No entanto, nesse caso, aparece uma dificuldade específica para a compreensão do Eu. Se a "pulverização" do Eu-identificações em suas identificações originárias se realiza como efeito da forte disputa entre o desejo homossexual da fantasia de Schreber e o Eu-personalidade, que abomina sua realização, restará a ideia de que se tratam de dois eus, aparentemente independentes e com funções distintas - embora, por fim, ambos sejam prejudicados. Essa situação é o que fundamenta a questão freudiana dos efeitos da regressão da libido ao Eu (megalomania), quando Freud se pergunta se tal regressão seria suficiente para comprometer o interesse do Eu pela realidade. A regressão da libido, por que caminhos implica a regressão dos interesses do Eu? No caso em questão, Freud não tem a resposta, pois o "Eu" parece dois, não somente um que estivesse cindido. Estranha situação, na qual está implicada a manutenção do Eu da autoconservação, o Eu da adaptação (mesmo se considerando sua adaptação às condições sociais, culturais, psicológicas, e as consequentes necessárias acomodações adaptativas), e na qual se junta a descoberta da constituição do Eu, de seu desenvolvimento, o que quer dizer, de sua constituição em face da realidade.
No que diz respeito ao segundo aspecto indicado, o da constituição do Eu, o Eu se deixa analisar, chegar ao que o constituiu e o fez se desenvolver. Já em Schreber, revela-se que as partes do Eu, as que se mostram como resultado de sua análise, seriam restos das identificações com os objetos significativos que atenderam ao desamparo e às demandas pulsionais. Em verdade, o fato do desamparo que já era valioso para se compreender a instalação (por apoio) e o desenvolvimento da sexualidade, somente ganha sentido pleno na hipótese de um Eu ainda não constituído, que não é dado, cujas funções da adaptação e da conservação do "organismo" psíquico não estão presentes de imediato.
Com essas considerações, inicia-se a busca de integração conceitual da aparente duplicidade do Eu como objeto da análise. Introdução ao narcisismo (Freud, 1914/2010), como se sabe, é o texto original que objetiva estabelecer a integração das funções do Eu.

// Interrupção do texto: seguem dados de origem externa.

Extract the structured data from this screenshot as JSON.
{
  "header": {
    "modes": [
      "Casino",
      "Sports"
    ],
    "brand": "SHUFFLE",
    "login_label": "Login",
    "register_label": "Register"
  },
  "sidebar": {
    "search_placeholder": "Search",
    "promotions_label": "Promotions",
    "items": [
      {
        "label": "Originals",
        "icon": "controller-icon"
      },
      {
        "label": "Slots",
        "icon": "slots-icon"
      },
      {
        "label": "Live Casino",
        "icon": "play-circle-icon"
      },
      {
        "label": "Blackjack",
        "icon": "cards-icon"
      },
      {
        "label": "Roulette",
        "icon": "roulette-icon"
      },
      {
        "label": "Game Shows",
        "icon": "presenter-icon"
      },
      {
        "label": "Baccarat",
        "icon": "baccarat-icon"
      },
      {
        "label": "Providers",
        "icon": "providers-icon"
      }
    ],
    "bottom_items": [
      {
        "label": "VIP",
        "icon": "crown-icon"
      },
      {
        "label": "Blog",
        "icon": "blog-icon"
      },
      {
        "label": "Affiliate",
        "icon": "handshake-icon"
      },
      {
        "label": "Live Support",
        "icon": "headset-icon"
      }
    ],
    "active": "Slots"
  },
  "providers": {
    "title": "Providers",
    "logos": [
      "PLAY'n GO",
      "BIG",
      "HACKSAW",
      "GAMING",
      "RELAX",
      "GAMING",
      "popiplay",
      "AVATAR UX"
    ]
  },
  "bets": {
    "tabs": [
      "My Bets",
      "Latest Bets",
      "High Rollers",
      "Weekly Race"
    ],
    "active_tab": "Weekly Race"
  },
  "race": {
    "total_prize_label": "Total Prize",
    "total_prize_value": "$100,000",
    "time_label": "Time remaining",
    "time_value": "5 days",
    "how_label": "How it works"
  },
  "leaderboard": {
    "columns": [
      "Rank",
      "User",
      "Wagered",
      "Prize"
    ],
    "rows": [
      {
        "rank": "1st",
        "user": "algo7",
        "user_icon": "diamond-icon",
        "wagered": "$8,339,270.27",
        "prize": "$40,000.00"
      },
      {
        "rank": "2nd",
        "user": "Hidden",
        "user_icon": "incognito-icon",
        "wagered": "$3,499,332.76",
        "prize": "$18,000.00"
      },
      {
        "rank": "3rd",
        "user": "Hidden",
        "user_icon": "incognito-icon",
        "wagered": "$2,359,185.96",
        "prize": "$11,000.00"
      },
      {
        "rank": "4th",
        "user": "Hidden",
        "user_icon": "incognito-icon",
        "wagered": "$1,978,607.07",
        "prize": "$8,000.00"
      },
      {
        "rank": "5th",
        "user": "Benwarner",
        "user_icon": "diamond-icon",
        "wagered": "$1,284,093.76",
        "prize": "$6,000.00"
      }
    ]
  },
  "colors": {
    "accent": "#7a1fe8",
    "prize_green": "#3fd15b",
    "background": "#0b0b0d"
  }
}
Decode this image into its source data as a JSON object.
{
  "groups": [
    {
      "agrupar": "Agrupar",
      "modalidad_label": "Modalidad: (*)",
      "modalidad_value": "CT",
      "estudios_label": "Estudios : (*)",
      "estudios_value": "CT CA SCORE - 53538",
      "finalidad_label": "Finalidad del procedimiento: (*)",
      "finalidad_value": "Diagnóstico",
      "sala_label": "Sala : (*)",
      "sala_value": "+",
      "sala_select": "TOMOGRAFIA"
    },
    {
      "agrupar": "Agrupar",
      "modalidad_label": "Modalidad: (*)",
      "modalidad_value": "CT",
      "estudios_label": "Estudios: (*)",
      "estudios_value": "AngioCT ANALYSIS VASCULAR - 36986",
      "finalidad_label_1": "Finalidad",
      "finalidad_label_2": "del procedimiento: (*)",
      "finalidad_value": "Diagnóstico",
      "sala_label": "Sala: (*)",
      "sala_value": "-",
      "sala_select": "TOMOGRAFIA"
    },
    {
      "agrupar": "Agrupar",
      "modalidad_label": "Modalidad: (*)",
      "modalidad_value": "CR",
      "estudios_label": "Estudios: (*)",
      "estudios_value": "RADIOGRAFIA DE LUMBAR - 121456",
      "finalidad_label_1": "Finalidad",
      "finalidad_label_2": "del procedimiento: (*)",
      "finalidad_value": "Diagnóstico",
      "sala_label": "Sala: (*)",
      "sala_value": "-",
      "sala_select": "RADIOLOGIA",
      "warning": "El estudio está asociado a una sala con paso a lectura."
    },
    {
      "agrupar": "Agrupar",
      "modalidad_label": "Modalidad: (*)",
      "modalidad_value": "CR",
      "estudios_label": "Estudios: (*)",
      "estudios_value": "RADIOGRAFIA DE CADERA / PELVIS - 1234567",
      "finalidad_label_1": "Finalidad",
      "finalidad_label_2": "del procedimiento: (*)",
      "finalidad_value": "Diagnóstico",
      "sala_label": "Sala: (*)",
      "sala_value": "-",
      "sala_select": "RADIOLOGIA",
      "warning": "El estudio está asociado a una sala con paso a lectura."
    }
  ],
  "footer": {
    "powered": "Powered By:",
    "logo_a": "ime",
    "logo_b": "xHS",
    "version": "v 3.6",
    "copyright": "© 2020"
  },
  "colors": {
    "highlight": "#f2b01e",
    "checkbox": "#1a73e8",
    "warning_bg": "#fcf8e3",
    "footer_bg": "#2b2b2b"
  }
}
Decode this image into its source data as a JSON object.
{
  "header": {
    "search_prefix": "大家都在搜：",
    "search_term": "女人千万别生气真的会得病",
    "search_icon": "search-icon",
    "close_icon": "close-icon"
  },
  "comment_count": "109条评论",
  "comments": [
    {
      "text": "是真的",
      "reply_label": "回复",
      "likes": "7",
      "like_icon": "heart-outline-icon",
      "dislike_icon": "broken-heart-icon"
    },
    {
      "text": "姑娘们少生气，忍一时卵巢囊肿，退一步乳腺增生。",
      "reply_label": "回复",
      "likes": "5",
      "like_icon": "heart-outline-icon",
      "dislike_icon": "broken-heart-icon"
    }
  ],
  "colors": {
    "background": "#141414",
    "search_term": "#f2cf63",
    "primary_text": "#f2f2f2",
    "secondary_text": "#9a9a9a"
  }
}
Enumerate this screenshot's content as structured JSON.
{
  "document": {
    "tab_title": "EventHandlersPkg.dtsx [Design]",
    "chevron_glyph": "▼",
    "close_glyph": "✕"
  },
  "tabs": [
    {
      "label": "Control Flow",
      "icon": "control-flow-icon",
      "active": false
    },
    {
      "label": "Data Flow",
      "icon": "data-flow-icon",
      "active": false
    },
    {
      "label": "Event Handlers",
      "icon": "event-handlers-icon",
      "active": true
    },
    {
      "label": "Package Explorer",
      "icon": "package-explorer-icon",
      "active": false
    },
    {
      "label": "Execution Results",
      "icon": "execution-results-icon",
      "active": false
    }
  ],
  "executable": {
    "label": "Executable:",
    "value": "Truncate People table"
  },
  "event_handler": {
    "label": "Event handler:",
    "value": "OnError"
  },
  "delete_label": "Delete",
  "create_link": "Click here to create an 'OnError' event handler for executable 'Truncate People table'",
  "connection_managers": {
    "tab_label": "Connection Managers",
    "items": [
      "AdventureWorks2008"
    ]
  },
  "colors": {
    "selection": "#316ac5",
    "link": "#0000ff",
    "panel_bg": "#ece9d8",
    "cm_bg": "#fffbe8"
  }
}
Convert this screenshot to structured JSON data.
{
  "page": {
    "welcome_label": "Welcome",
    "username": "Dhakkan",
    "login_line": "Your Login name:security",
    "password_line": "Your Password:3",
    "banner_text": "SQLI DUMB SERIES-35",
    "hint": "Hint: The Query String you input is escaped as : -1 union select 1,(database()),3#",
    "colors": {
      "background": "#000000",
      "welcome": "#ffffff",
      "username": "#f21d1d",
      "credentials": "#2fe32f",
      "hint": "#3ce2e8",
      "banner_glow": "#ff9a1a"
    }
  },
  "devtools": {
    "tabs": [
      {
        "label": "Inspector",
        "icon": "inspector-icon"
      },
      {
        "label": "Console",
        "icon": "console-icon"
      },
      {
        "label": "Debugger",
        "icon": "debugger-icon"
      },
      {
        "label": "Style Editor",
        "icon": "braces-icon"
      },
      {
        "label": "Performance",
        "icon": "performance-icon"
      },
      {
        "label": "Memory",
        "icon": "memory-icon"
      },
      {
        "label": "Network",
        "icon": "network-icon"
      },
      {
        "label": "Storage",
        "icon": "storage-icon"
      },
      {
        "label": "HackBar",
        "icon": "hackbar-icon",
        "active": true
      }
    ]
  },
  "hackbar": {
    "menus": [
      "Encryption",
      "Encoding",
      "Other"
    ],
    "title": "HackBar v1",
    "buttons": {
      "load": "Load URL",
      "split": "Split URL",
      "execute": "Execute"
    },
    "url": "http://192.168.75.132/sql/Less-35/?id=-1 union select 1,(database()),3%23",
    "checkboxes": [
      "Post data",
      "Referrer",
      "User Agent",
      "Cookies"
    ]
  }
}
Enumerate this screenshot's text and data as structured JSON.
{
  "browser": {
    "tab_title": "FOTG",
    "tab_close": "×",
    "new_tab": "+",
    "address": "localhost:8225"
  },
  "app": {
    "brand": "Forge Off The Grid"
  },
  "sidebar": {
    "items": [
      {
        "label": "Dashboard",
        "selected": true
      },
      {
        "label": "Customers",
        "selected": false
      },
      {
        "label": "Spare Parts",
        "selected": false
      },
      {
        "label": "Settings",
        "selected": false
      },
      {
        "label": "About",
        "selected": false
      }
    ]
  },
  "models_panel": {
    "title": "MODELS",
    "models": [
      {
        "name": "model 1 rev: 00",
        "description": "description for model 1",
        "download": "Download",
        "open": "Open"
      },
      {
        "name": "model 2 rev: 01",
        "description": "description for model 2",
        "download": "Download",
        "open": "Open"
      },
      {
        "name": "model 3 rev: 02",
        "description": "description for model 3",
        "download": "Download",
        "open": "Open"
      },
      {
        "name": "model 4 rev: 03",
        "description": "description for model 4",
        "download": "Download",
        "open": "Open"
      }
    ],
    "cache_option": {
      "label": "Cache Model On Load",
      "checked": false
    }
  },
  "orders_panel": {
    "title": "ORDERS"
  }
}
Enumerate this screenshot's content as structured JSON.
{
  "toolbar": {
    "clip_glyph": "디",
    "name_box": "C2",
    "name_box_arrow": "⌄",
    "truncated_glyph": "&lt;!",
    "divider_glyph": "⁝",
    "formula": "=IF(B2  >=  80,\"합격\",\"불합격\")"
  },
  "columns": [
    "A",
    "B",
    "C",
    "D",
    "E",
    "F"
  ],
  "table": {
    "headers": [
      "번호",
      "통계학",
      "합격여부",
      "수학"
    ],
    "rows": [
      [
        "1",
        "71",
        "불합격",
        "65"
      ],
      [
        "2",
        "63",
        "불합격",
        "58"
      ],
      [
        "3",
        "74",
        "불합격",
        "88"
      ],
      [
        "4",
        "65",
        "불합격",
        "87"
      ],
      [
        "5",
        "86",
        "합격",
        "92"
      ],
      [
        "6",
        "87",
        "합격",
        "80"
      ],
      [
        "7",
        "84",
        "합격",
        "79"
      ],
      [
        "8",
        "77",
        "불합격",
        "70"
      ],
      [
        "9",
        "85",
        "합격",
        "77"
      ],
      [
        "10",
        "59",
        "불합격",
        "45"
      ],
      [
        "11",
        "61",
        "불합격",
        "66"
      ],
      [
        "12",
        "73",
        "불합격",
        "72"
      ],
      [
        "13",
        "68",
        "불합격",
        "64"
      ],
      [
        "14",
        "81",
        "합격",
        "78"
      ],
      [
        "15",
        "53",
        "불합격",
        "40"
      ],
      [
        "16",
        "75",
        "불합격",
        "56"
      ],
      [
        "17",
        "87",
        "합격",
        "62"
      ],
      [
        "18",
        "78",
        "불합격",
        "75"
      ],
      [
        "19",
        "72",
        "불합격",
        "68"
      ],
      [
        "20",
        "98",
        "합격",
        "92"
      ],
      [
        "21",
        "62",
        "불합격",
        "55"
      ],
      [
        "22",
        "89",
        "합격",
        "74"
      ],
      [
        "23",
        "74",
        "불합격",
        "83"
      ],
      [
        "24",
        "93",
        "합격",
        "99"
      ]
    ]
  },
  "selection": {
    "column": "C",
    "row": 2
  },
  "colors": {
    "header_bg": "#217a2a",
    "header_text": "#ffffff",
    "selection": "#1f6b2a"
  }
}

No narcisismo, o Eu será constituído por outra força que não a da autoconservação, justamente a que foi sua antiga antagônica, pois o Eu se torna efeito do investimento libidinal. O narcisismo aponta para o fato de o Eu ser, ele também, sexual em sua origem. Assim, e em resumo, o Eu se constitui como integração entre as forças da sexualidade (do narcisismo) e as forças do mundo externo que se opõem inicialmente ao Id, o que quer dizer, mundo externo que se opõe ou que não é afável, não é necessariamente condizente com as forças pulsionais do Id. Entre as exigências do Id e a inospitalidade do mundo externo às realizações pulsionais, se formará o Eu que, curiosamente, representará para o mundo externo as exigências pulsionais do Id, e representará para o Id, a necessidade da adaptação. O conflito, então, vem à superfície, ou, parafraseando Freud, se mostra a céu aberto. Daí se justifica a representação gráfica proposta por Freud (1923a/2011, p. 30), na qual o Eu tem uma de suas extremidades mergulhada no Id, tornando-se dele indistinto e a outra extremidade como superfície de contato com o mundo externo.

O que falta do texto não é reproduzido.